After the war Ley was charged with war crimes. While awaiting trial in Nuremberg Ley wrote a statement denouncing Anti-Semitism and then hanged himself in his cell on 25th October, 1945.
Primary Sources
(1) Robert Ley, Social Policy in the New Germany (1938)
The trade unions that were swayed by Marxist teaching did not want social peace. They calculated that their chances of acquiring political power would improve with the growing dissatisfaction of the workers. One of the first necessities with which the Hitler Government found itself faced was that of dissolving the organizations that kept alive the antagonism between employers and employees. They were replaced by the Labour Front.
(2) Albert Speer had a meeting with Robert Ley in the autumn of 1944.
Robert Ley, by profession a chemist, took me along in his special railroad car to a meeting in Sonthofen held in the autumn of 1944. As usual, our conversation took place over glasses of strong wine. His increased stammering betrayed his agitation. "You know we have this new poison gas - I've heard about it. The Fuehrer must do it. He must use it. Now he has to do it!"
Hitler, to be sure, had always rejected gas warfare; but now he hinted at a situation conference in headquarters that the use of gas might stop the advance of Soviet troops. He went on with vague speculations that the West would accept gas warfare against the East because at this stage of the war the British and American governments had an interest in stopping the Russian advance. When no one at the situation conference spoke up in agreement, Hitler did not return to the subject.

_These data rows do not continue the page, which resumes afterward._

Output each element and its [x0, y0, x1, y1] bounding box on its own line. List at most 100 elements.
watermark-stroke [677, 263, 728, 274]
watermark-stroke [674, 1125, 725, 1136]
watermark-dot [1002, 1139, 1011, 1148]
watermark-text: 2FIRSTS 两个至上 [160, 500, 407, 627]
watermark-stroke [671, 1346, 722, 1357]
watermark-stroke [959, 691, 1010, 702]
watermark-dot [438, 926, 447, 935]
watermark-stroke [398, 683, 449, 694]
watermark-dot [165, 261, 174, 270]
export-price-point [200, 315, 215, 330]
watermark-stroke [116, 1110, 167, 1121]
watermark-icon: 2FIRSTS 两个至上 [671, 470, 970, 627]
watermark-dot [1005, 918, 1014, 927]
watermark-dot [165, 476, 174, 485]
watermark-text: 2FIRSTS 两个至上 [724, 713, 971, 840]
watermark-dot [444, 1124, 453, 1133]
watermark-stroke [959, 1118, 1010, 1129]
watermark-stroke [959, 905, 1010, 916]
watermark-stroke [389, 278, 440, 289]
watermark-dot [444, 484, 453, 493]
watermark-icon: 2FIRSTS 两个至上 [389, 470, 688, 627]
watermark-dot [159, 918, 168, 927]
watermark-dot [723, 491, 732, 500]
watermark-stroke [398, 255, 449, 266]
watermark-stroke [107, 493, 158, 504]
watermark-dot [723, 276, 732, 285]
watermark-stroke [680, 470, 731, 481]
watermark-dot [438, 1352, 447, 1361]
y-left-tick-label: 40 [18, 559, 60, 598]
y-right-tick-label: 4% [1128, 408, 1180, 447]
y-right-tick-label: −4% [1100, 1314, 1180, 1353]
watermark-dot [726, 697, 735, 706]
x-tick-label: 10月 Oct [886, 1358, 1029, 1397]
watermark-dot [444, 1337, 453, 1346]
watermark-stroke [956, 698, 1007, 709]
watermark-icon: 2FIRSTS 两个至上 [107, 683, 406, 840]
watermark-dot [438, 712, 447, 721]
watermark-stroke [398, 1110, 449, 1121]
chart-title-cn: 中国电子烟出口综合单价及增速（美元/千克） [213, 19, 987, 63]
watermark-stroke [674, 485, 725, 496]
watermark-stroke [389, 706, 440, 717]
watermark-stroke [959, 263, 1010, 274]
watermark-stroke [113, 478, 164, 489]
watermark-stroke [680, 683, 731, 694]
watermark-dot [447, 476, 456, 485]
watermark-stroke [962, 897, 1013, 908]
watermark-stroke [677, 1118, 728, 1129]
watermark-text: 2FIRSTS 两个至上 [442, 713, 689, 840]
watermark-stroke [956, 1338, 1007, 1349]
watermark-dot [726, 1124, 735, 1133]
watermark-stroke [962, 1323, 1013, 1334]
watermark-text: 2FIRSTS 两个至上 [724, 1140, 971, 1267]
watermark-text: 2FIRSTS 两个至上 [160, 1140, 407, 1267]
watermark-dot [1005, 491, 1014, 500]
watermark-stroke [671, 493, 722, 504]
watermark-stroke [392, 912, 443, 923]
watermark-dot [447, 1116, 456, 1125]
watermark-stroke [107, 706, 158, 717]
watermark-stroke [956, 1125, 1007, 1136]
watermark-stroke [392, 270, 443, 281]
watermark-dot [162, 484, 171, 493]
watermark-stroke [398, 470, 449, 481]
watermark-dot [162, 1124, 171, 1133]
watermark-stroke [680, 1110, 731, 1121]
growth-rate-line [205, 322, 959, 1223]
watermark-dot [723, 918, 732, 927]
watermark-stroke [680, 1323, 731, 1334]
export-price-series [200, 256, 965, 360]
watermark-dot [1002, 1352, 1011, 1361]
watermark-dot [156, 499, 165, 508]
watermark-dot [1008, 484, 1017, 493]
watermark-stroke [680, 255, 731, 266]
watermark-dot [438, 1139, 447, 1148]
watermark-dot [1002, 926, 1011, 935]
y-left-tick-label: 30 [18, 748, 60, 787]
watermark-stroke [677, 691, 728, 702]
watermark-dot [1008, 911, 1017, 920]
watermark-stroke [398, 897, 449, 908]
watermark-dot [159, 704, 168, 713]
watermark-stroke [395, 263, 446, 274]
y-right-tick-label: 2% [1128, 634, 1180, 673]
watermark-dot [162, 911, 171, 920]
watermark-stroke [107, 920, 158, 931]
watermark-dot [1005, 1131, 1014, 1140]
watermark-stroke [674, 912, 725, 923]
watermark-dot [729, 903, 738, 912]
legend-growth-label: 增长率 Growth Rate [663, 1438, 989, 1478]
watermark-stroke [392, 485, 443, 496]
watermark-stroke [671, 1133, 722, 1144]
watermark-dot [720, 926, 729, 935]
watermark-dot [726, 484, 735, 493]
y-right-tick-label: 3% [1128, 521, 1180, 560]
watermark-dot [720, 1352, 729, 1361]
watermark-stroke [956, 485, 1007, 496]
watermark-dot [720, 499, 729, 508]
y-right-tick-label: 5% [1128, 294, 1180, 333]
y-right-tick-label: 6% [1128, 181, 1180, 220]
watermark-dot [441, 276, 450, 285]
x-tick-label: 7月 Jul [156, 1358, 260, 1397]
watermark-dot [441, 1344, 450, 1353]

(3) Fritz Thyssen, I Paid Hitler (1941)
In order to allay discontent, Hitler conceived of a new idea. Every German shall own his car. He asked industry to devise a popular car model to be built at such a low price that millions could buy it. The Volkswagen (People's Car) has been talked of for the past five years and has never been seen on the market. "These cars will be built for the new highways," said the party propagandists; "an entire family will be able to ride in one of them at 100 kilometers (60 miles) an hour." The party leaders say that the highways were built for the People's Car. But the People's Car is one of the most bizarre ideas the Nazis ever had. Germany is not the United states. Wages are low. Gasoline is expensive. German workers never dreamed of buying a car. They cannot afford the upkeep; to them it is a luxury.
Dr. Ley, the stammering drunkard who is the chief of the German Labor Front. He controls the four to five hundred million marks paid in every year by the German workers as dues to the Labor Front. I do not say that he puts all this money into his own pocket. But the figure has certainly turned his head.
He had an automobile factory built for the production of the People's Car. On this occasion he invented a brand new form of knavery. The future buyers of the People's Car were invited to buy it in advance, by making predelivery installments. This is the reverse of the credit installment system. The system shows genius. Ley pocketed about a hundred million marks when the war came because the People's Car factory now had to produce tanks and motorcycles for the army.